De nouvelles découvertes sur la plus ancienne capitale de l’Egypte

L’Égypte est demeurée célèbre pour son histoire antique glorieuse qui nourrit les épopées. De nouvelles fouilles archéologiques ont mis à jour de nouveaux vestiges précieux et uniques à Héliopolis, considérée comme la plus ancienne capitale du pays. C’est l’aboutissement de quinze années régulières de recherches menées par des archéologues égyptiens et allemands.

Découverte archéologique en Egypte

Crédit : al-monitor

Les ruines de la Cité d’Héliopolis ont été découvertes dans la région de Matariyyah, à l’est du Caire. Cette Cité est restée légendaire pour être la plus ancienne capitale du monde et le plus ancien centre religieux, scientifique et philosophique, avant la coalescence de l’Égypte vers 3100 av. J.-C.

L’étude de ces ruines va révéler des secrets inattendus sur la Cité du Soleil. Un nouveau pan de l’histoire de l’Égypte antique est sur le point d’être écrit.

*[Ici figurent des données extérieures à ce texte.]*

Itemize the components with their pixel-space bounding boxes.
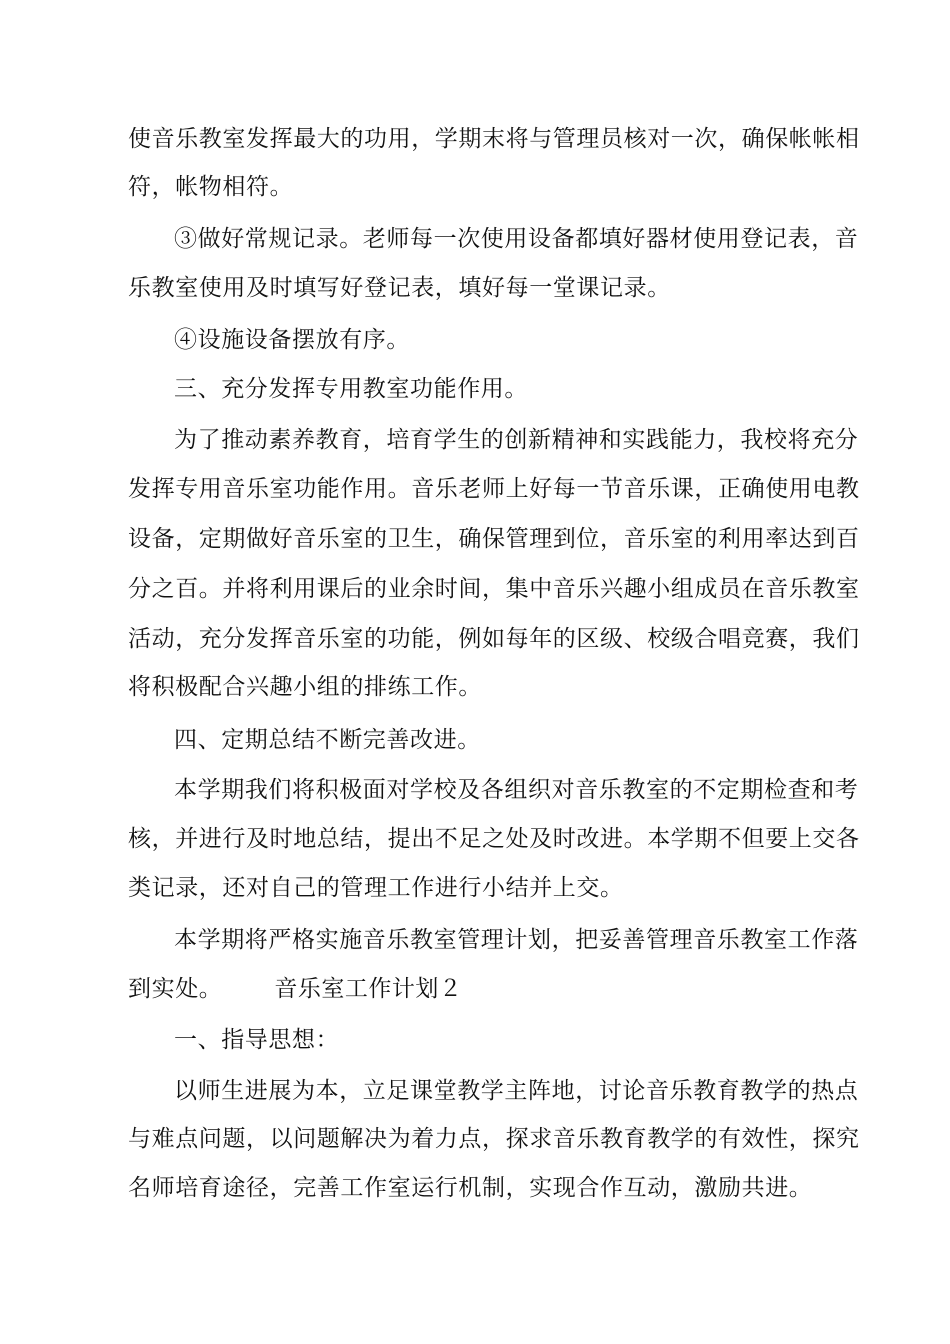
text-line: 核，并进行及时地总结，提出不足之处及时改进。本学期不但要上交各: [128, 826, 860, 852]
text-line: 为了推动素养教育，培育学生的创新精神和实践能力，我校将充分: [174, 427, 859, 453]
text-line: 以师生进展为本，立足课堂教学主阵地，讨论音乐教育教学的热点: [174, 1078, 859, 1104]
text-line: 乐教室使用及时填写好登记表，填好每一堂课记录。: [128, 275, 671, 301]
text-line: 与难点问题，以问题解决为着力点，探求音乐教育教学的有效性，探究: [128, 1126, 860, 1152]
text-line: 类记录，还对自己的管理工作进行小结并上交。: [128, 875, 624, 901]
document-title: 音乐室工作计划２: [274, 976, 463, 1002]
text-line: 符，帐物相符。: [128, 174, 294, 200]
text-line: 将积极配合兴趣小组的排练工作。: [128, 674, 482, 700]
section-heading: 四、定期总结不断完善改进。: [174, 727, 481, 753]
text-line: 活动，充分发挥音乐室的功能，例如每年的区级、校级合唱竞赛，我们: [128, 626, 860, 652]
text-line: 本学期将严格实施音乐教室管理计划，把妥善管理音乐教室工作落: [174, 927, 859, 953]
text-line: 分之百。并将利用课后的业余时间，集中音乐兴趣小组成员在音乐教室: [128, 576, 860, 602]
text-line: 到实处。: [128, 976, 223, 1002]
text-line: 使音乐教室发挥最大的功用，学期末将与管理员核对一次，确保帐帐相: [128, 126, 860, 152]
text-line: ③做好常规记录。老师每一次使用设备都填好器材使用登记表，音: [174, 226, 859, 252]
text-line-with-title: [128, 974, 828, 1004]
text-line: 设备，定期做好音乐室的卫生，确保管理到位，音乐室的利用率达到百: [128, 526, 860, 552]
section-heading: 一、指导思想：: [174, 1027, 340, 1053]
text-line: 发挥专用音乐室功能作用。音乐老师上好每一节音乐课，正确使用电教: [128, 476, 860, 502]
text-line: ④设施设备摆放有序。: [174, 327, 410, 353]
text-line: 本学期我们将积极面对学校及各组织对音乐教室的不定期检查和考: [174, 777, 859, 803]
section-heading: 三、充分发挥专用教室功能作用。: [174, 376, 528, 402]
text-line: 名师培育途径，完善工作室运行机制，实现合作互动，激励共进。: [128, 1175, 813, 1201]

Des découvertes sans précédent

Les fouilles ont révélé une masse d’éléments de construction de temple et de fragments de statues à proximité de l’obélisque encore debout d’Héliopolis. Les fouilleurs ont dégoté les parties de la façade ouest et nord du temple du roi Nectanebo Ier (380-363 av. J.-C.) situé au centre du Grand Temple d’Héliopolis.

Les archéologues ont aussi retrouvé des blocs de basalte gravés de noms de régions de Basse-Égypte, dont des blocs représentant les nomes d’Héliopolis, en plus de ceux des autres nomes de Basse-Égypte.

Des fragments de statues en quartzite de Ramsès II y ont été également déterrés, en plus d’un fragment d’obélisque de l’époque du roi Osorkon I. Un sanctuaire dédié aux divinités Shu et Tefnout de l’époque de Psamtik II et plusieurs artéfacts de culte tels qu’une table à offrandes pour le pharaon Thoutmosis III (1479-1425 av. J.-C.) s’y ajoutent également.

Ces trouvailles renseignent également sur les bouleversements majeurs ayant marqué cette époque.

« Cette découverte est très importante et s’inscrit dans le prolongement des récentes découvertes dans les temples du soleil et du soutien royal dont elles ont bénéficié. Cela donne également une image plus claire des lieux qui ont été détruits à des époques ultérieures à Ain Shams (à l’est du Caire). »

Ayman Ashmawy, chef du secteur des antiquités de l’ancienne Égypte au Conseil suprême des antiquités

Les archéologues face aux défis de la protection de la ville d’Héliopolis

Si les fouilles se poursuivent encore, les travaux des archéologues risquent d’être compliqués. Les crues périodiques du Nil font accumuler du limon qui précipite la dégradation du site archéologique.

De plus, la construction des bidonvilles dans la zone du Delta et du Caire rend davantage fragile le site qui pourrait s’effondrer avec plusieurs secrets de l’antiquité.

Les touristes pourront très prochainement contempler ces trésors dans le musée de Matariyyah après l’achèvement des travaux de restauration.